Hugh Brophy

Personal information
- Date of birth: 2 September 1948 (age 76)
- Place of birth: Dublin, Ireland
- Position(s): Midfielder

Youth career
- Bolton Athletic

Senior career*
- Years: Team / Apps / (Gls)
- 1965–1966: Shamrock Rovers /  / (1)
- 1966–1968: Crystal Palace / 1 / (0)
- 1968–1971: Shamrock Rovers / ? / (10)
- 1971–1973: Bohemians

= Hugh Brophy =

Irish retired footballer

Hugh Brophy (born 2 September 1948) is an Irish retired footballer who played during the 1960s and 1970s.

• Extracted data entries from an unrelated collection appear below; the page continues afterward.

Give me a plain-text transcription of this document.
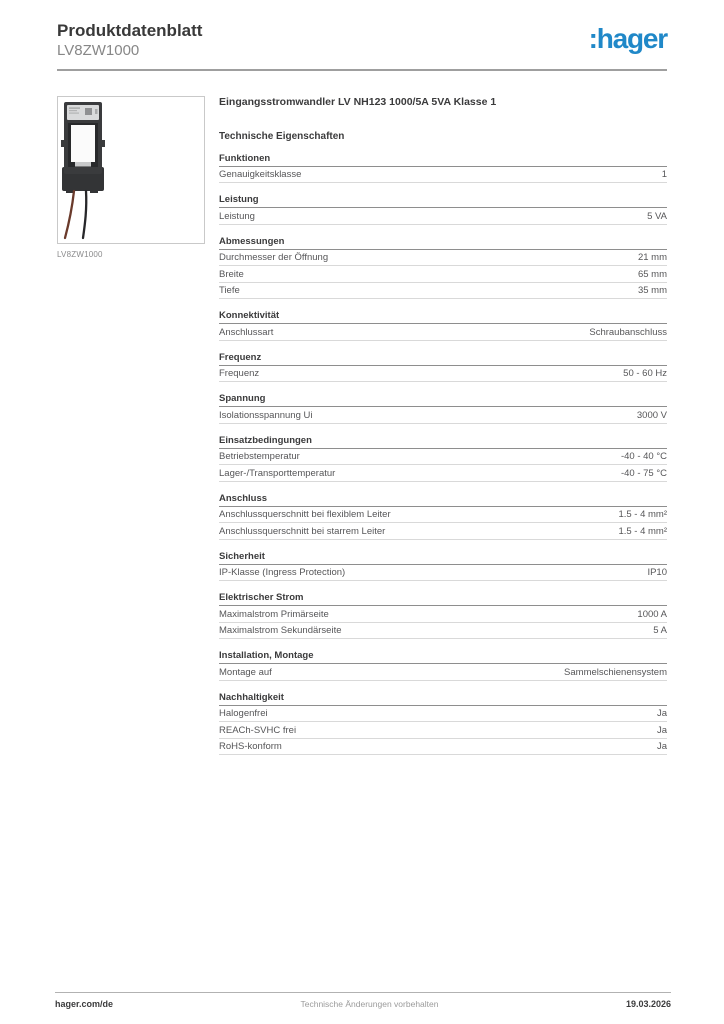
Produktdatenblatt
LV8ZW1000	:hager
LV8ZW1000
Eingangsstromwandler LV NH123 1000/5A 5VA Klasse 1
Technische Eigenschaften
Funktionen
Genauigkeitsklasse	1
Leistung
Leistung	5 VA
Abmessungen
Durchmesser der Öffnung	21 mm
Breite	65 mm
Tiefe	35 mm
Konnektivität
Anschlussart	Schraubanschluss
Frequenz
Frequenz	50 - 60 Hz
Spannung
Isolationsspannung Ui	3000 V
Einsatzbedingungen
Betriebstemperatur	-40 - 40 °C
Lager-/Transporttemperatur	-40 - 75 °C
Anschluss
Anschlussquerschnitt bei flexiblem Leiter	1.5 - 4 mm²
Anschlussquerschnitt bei starrem Leiter	1.5 - 4 mm²
Sicherheit
IP-Klasse (Ingress Protection)	IP10
Elektrischer Strom
Maximalstrom Primärseite	1000 A
Maximalstrom Sekundärseite	5 A
Installation, Montage
Montage auf	Sammelschienensystem
Nachhaltigkeit
Halogenfrei	Ja
REACh-SVHC frei	Ja
RoHS-konform	Ja
hager.com/de	Technische Änderungen vorbehalten	19.03.2026
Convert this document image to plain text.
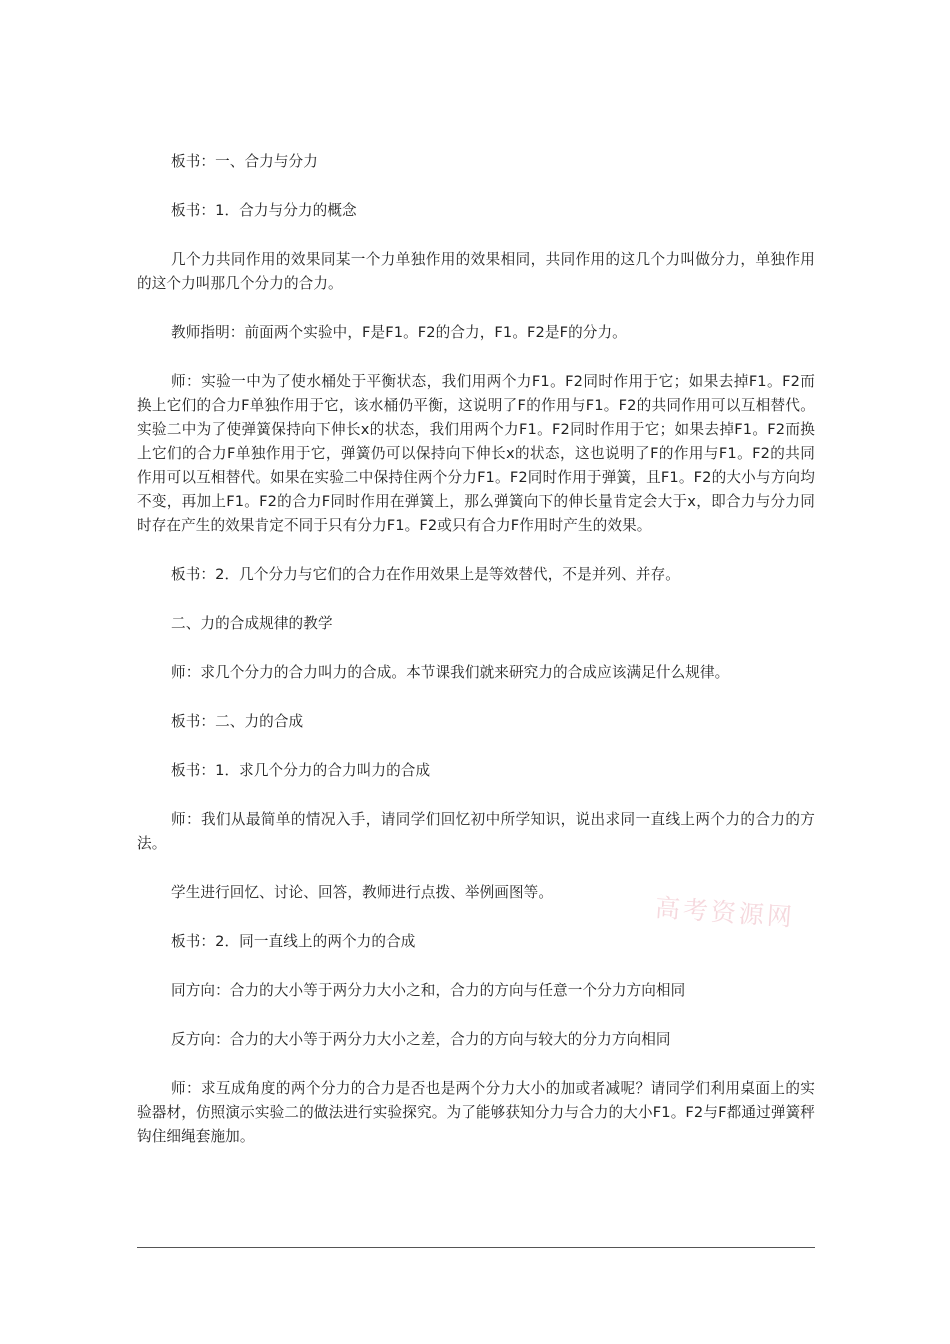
板书：一、合力与分力

板书：1．合力与分力的概念

几个力共同作用的效果同某一个力单独作用的效果相同，共同作用的这几个力叫做分力，单独作用的这个力叫那几个分力的合力。

教师指明：前面两个实验中，F是F1。F2的合力，F1。F2是F的分力。

师：实验一中为了使水桶处于平衡状态，我们用两个力F1。F2同时作用于它；如果去掉F1。F2而换上它们的合力F单独作用于它，该水桶仍平衡，这说明了F的作用与F1。F2的共同作用可以互相替代。实验二中为了使弹簧保持向下伸长x的状态，我们用两个力F1。F2同时作用于它；如果去掉F1。F2而换上它们的合力F单独作用于它，弹簧仍可以保持向下伸长x的状态，这也说明了F的作用与F1。F2的共同作用可以互相替代。如果在实验二中保持住两个分力F1。F2同时作用于弹簧，且F1。F2的大小与方向均不变，再加上F1。F2的合力F同时作用在弹簧上，那么弹簧向下的伸长量肯定会大于x，即合力与分力同时存在产生的效果肯定不同于只有分力F1。F2或只有合力F作用时产生的效果。

板书：2．几个分力与它们的合力在作用效果上是等效替代，不是并列、并存。

二、力的合成规律的教学

师：求几个分力的合力叫力的合成。本节课我们就来研究力的合成应该满足什么规律。

板书：二、力的合成

板书：1．求几个分力的合力叫力的合成

师：我们从最简单的情况入手，请同学们回忆初中所学知识，说出求同一直线上两个力的合力的方法。

学生进行回忆、讨论、回答，教师进行点拨、举例画图等。

板书：2．同一直线上的两个力的合成

同方向：合力的大小等于两分力大小之和，合力的方向与任意一个分力方向相同

反方向：合力的大小等于两分力大小之差，合力的方向与较大的分力方向相同

师：求互成角度的两个分力的合力是否也是两个分力大小的加或者减呢？请同学们利用桌面上的实验器材，仿照演示实验二的做法进行实验探究。为了能够获知分力与合力的大小F1。F2与F都通过弹簧秤钩住细绳套施加。

高考资源网
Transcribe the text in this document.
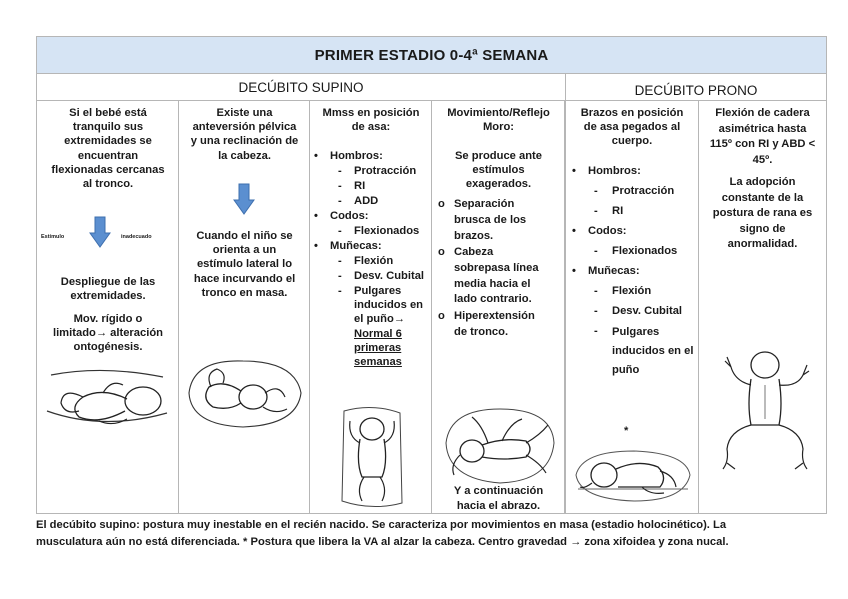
PRIMER ESTADIO 0-4ª SEMANA
DECÚBITO SUPINO	DECÚBITO PRONO
Si el bebé está
tranquilo sus
extremidades se
encuentran
flexionadas cercanas
al tronco.
Estímulo	inadecuado
Despliegue de las
extremidades.
Mov. rígido o
limitado→ alteración
ontogénesis.
Existe una
anteversión pélvica
y una reclinación de
la cabeza.
Cuando el niño se
orienta a un
estímulo lateral lo
hace incurvando el
tronco en masa.
Mmss en posición
de asa:
• Hombros:
- Protracción
- RI
- ADD
• Codos:
- Flexionados
• Muñecas:
- Flexión
- Desv. Cubital
- Pulgares
inducidos en
el puño→
Normal 6
primeras
semanas
Movimiento/Reflejo
Moro:
Se produce ante
estímulos
exagerados.
o Separación
brusca de los
brazos.
o Cabeza
sobrepasa línea
media hacia el
lado contrario.
o Hiperextensión
de tronco.
Y a continuación
hacia el abrazo.
Brazos en posición
de asa pegados al
cuerpo.
• Hombros:
- Protracción
- RI
• Codos:
- Flexionados
• Muñecas:
- Flexión
- Desv. Cubital
- Pulgares
inducidos en el
puño
*
Flexión de cadera
asimétrica hasta
115º con RI y ABD <
45º.
La adopción
constante de la
postura de rana es
signo de
anormalidad.
El decúbito supino: postura muy inestable en el recién nacido. Se caracteriza por movimientos en masa (estadio holocinético). La
musculatura aún no está diferenciada. * Postura que libera la VA al alzar la cabeza. Centro gravedad → zona xifoidea y zona nucal.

Brophy was a midfielder who played for Shamrock Rovers and Bohemians amongst others during his career in the League of Ireland. Brophy played alongside the likes of Tommy Kelly and Turlough O'Connor during his time at Bohs.

He made his Rovers debut on 20 March 1966 against Drumcondra at Milltown. He signed for Crystal Palace in July 1966, but after only one league appearance as a substitute for Johnny Byrne in the last game of the 1966–67 season, left the club in 1967. He re-signed for Shamrock Rovers in November 1968, winning the FAI Cup in 1969.

He played for the Republic of Ireland national football team amateur team in the qualifiers for the 1967 UEFA Amateur Cup.